Is It Wise to Risk Losing on a Threshold Issue?
What’s going on here? Were CREW, Tribe, et al. wise to file this suit?
The allegations against President Trump are serious. No one wants a President beholden to foreign interests. But why address those concerns by suing President Trump, especially when it’s not clear that CREW meets the minimum requirement of standing?
There’s a sense here of desperation, of grasping at straws – why would these legal superstars choose such a tenuous tactic unless nothing better was at hand? In the not unlikely event that the complaint is dismissed, Trump could Tweet: “Defeated leading luminaries of the legal left who filed a vexatious, harassing lawsuit against me. Total losers!”
Why didn’t CREW and the professors seek a plaintiff with a better case for standing? Perhaps they knew there wouldn’t be any, and decided to give this a shot?
A more reliable move would have been to co-write an op ed in the New York Times and then lobby Congress to investigate Trump’s foreign ties. The law professors and ethics experts of CREW could all testify before Congress, helping explain the violations, and caution Congress to withhold its consent to any emoluments. Indeed, last month, Professor Tribe and CREW chair Eisen and CREW vice chair Painter published a white paper available at the Brookings Institute website that heavily relies on Professor Teachout’s scholarship. About a week after the election, Professor Teachout penned an op ed for the New York Times.

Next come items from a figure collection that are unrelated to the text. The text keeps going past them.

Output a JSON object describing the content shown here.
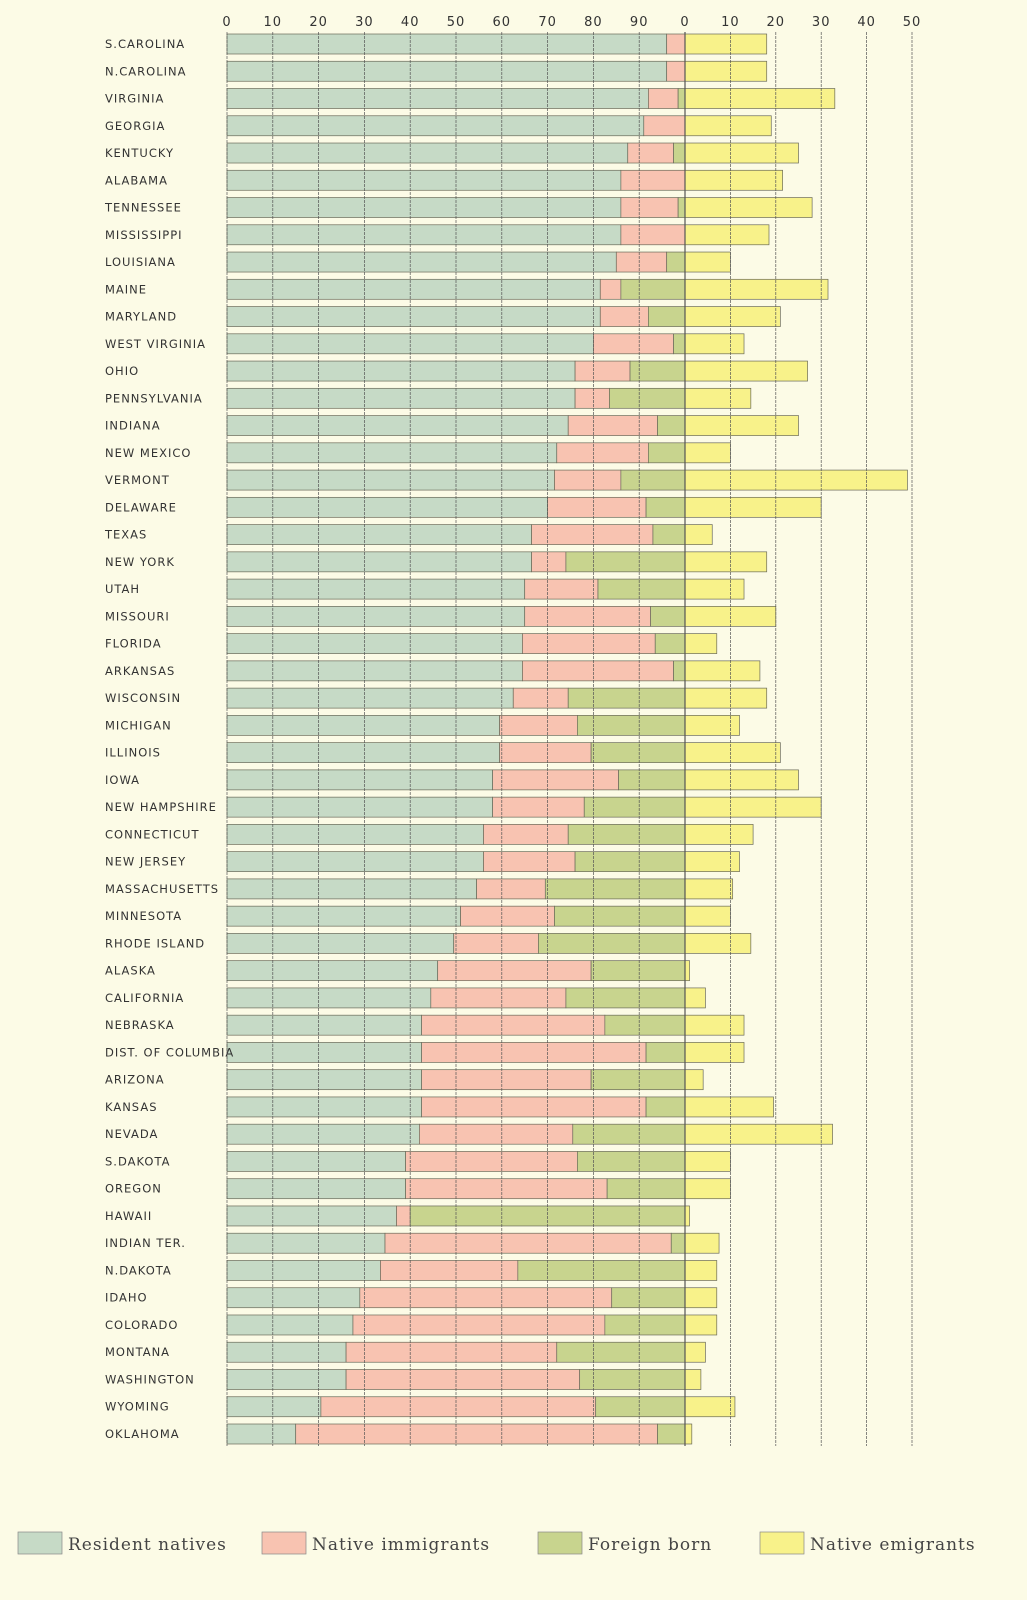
{
  "chart_data": {
    "type": "bar",
    "orientation": "horizontal",
    "stacked": true,
    "left_axis": {
      "ticks": [
        "0",
        "10",
        "20",
        "30",
        "40",
        "50",
        "60",
        "70",
        "80",
        "90"
      ],
      "range": [
        0,
        100
      ]
    },
    "right_axis": {
      "ticks": [
        "0",
        "10",
        "20",
        "30",
        "40",
        "50"
      ],
      "range": [
        0,
        50
      ]
    },
    "grid": true,
    "legend_position": "bottom",
    "colors": {
      "resident": "#c6dac6",
      "immigrant": "#f8c3b1",
      "foreign": "#c8d48e",
      "emigrant": "#f8f28a",
      "background": "#fcfbe6"
    },
    "categories": [
      "S.CAROLINA",
      "N.CAROLINA",
      "VIRGINIA",
      "GEORGIA",
      "KENTUCKY",
      "ALABAMA",
      "TENNESSEE",
      "MISSISSIPPI",
      "LOUISIANA",
      "MAINE",
      "MARYLAND",
      "WEST VIRGINIA",
      "OHIO",
      "PENNSYLVANIA",
      "INDIANA",
      "NEW MEXICO",
      "VERMONT",
      "DELAWARE",
      "TEXAS",
      "NEW YORK",
      "UTAH",
      "MISSOURI",
      "FLORIDA",
      "ARKANSAS",
      "WISCONSIN",
      "MICHIGAN",
      "ILLINOIS",
      "IOWA",
      "NEW HAMPSHIRE",
      "CONNECTICUT",
      "NEW JERSEY",
      "MASSACHUSETTS",
      "MINNESOTA",
      "RHODE ISLAND",
      "ALASKA",
      "CALIFORNIA",
      "NEBRASKA",
      "DIST. OF COLUMBIA",
      "ARIZONA",
      "KANSAS",
      "NEVADA",
      "S.DAKOTA",
      "OREGON",
      "HAWAII",
      "INDIAN TER.",
      "N.DAKOTA",
      "IDAHO",
      "COLORADO",
      "MONTANA",
      "WASHINGTON",
      "WYOMING",
      "OKLAHOMA"
    ],
    "series": [
      {
        "name": "Resident natives",
        "values": [
          96,
          96,
          92,
          91,
          87.5,
          86,
          86,
          86,
          85,
          81.5,
          81.5,
          80,
          76,
          76,
          74.5,
          72,
          71.5,
          70,
          66.5,
          66.5,
          65,
          65,
          64.5,
          64.5,
          62.5,
          59.5,
          59.5,
          58,
          58,
          56,
          56,
          54.5,
          51,
          49.5,
          46,
          44.5,
          42.5,
          42.5,
          42.5,
          42.5,
          42,
          39,
          39,
          37,
          34.5,
          33.5,
          29,
          27.5,
          26,
          26,
          20.5,
          15
        ]
      },
      {
        "name": "Native immigrants",
        "values": [
          4,
          4,
          6.5,
          9,
          10,
          14,
          12.5,
          14,
          11,
          4.5,
          10.5,
          17.5,
          12,
          7.5,
          19.5,
          20,
          14.5,
          21.5,
          26.5,
          7.5,
          16,
          27.5,
          29,
          33,
          12,
          17,
          20,
          27.5,
          20,
          18.5,
          20,
          15,
          20.5,
          18.5,
          33.5,
          29.5,
          40,
          49,
          37,
          49,
          33.5,
          37.5,
          44,
          3,
          62.5,
          30,
          55,
          55,
          46,
          51,
          60,
          79
        ]
      },
      {
        "name": "Foreign born",
        "values": [
          0,
          0,
          1.5,
          0,
          2.5,
          0,
          1.5,
          0,
          4,
          14,
          8,
          2.5,
          12,
          16.5,
          6,
          8,
          14,
          8.5,
          7,
          26,
          19,
          7.5,
          6.5,
          2.5,
          25.5,
          23.5,
          20.5,
          14.5,
          22,
          25.5,
          24,
          30.5,
          28.5,
          32,
          20.5,
          26,
          17.5,
          8.5,
          20.5,
          8.5,
          24.5,
          23.5,
          17,
          60,
          3,
          36.5,
          16,
          17.5,
          28,
          23,
          19.5,
          6
        ]
      },
      {
        "name": "Native emigrants",
        "values": [
          18,
          18,
          33,
          19,
          25,
          21.5,
          28,
          18.5,
          10,
          31.5,
          21,
          13,
          27,
          14.5,
          25,
          10,
          49,
          30,
          6,
          18,
          13,
          20,
          7,
          16.5,
          18,
          12,
          21,
          25,
          30,
          15,
          12,
          10.5,
          10,
          14.5,
          1,
          4.5,
          13,
          13,
          4,
          19.5,
          32.5,
          10,
          10,
          1,
          7.5,
          7,
          7,
          7,
          4.5,
          3.5,
          11,
          1.5
        ]
      }
    ],
    "legend": [
      "Resident natives",
      "Native immigrants",
      "Foreign born",
      "Native emigrants"
    ]
  }
}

Beyond that, lawsuits such as CREW’s appear to perpetuate partisan use of the judicial system. If Hillary Clinton had been elected, some conservative watchdog group (SCREW?) undoubtedly would have filed a similar suit against President Hillary Clinton, given the Clinton Foundation’s promiscuous vacuuming up of foreign funds. Undoubtedly, Tribe, Chemerinsky, and Teachout would not have lent a hand.
There’s wasted opportunity. This suit seems academic, like a law school hypothetical, highfalutin and arcane. It’s a shame these legal eagles aren’t devoting this energy instead to helping regular people against government onslaughts likely forthcoming, or helping provide legal services to the lower and middle classes – many of whom are the very people who supported Trump because they felt ignored and cast aside by the Democrats’ economic policy.
It’s not an either/or, of course, and the issues in CREW v. Trump are important. But bringing such star power to lower-profile but more substantive issues could encourage other lawyers to do the same. Most lawyers can only just stand back and watch this one.
The suit may be intended as symbolic. But getting your symbolic suit kicked out of court for failing to meet a basic, threshold requirement, could subject the lawyers to ridicule and harsh criticism. Some might even describe the suit as frivolous, which would support Trump’s legitimacy – and his claims that liberal elites are just out to get him, and that they’ll twist the law to do so.
The suit seems at best like a mixture of elite academic preening, PR move, and lashing out after a shocking election loss. At worst, it seems like a tendentious, vexatious, harassing attempt at obstructing Trump, one effort of many, to “delegitimize” him.
I wonder if CREW and its lawyers are gambling that maybe, just maybe, the judges and ultimately a majority of Supreme Court justices will allow their own concerns about Trump (as well as those of other elites and the public) to influence their judgment and conclude that CREW has standing? After all, the justices can work legal magic, and there’s no appeal from their decisions. The outcome of political cases can be unpredictable. Bush v. Gore, 531 U.S. 98 (2000) is the poster child for that. And the national hysteria, at least among liberal elites, is more intense now than it was back then.
That all said, CREW v. Trump threatens to divert energy and credibility from more important suits that will have to be filed protect grave harms to civil liberties and human rights. Lawyers, have patience – there will be many opportunities to sue Trump. Sad!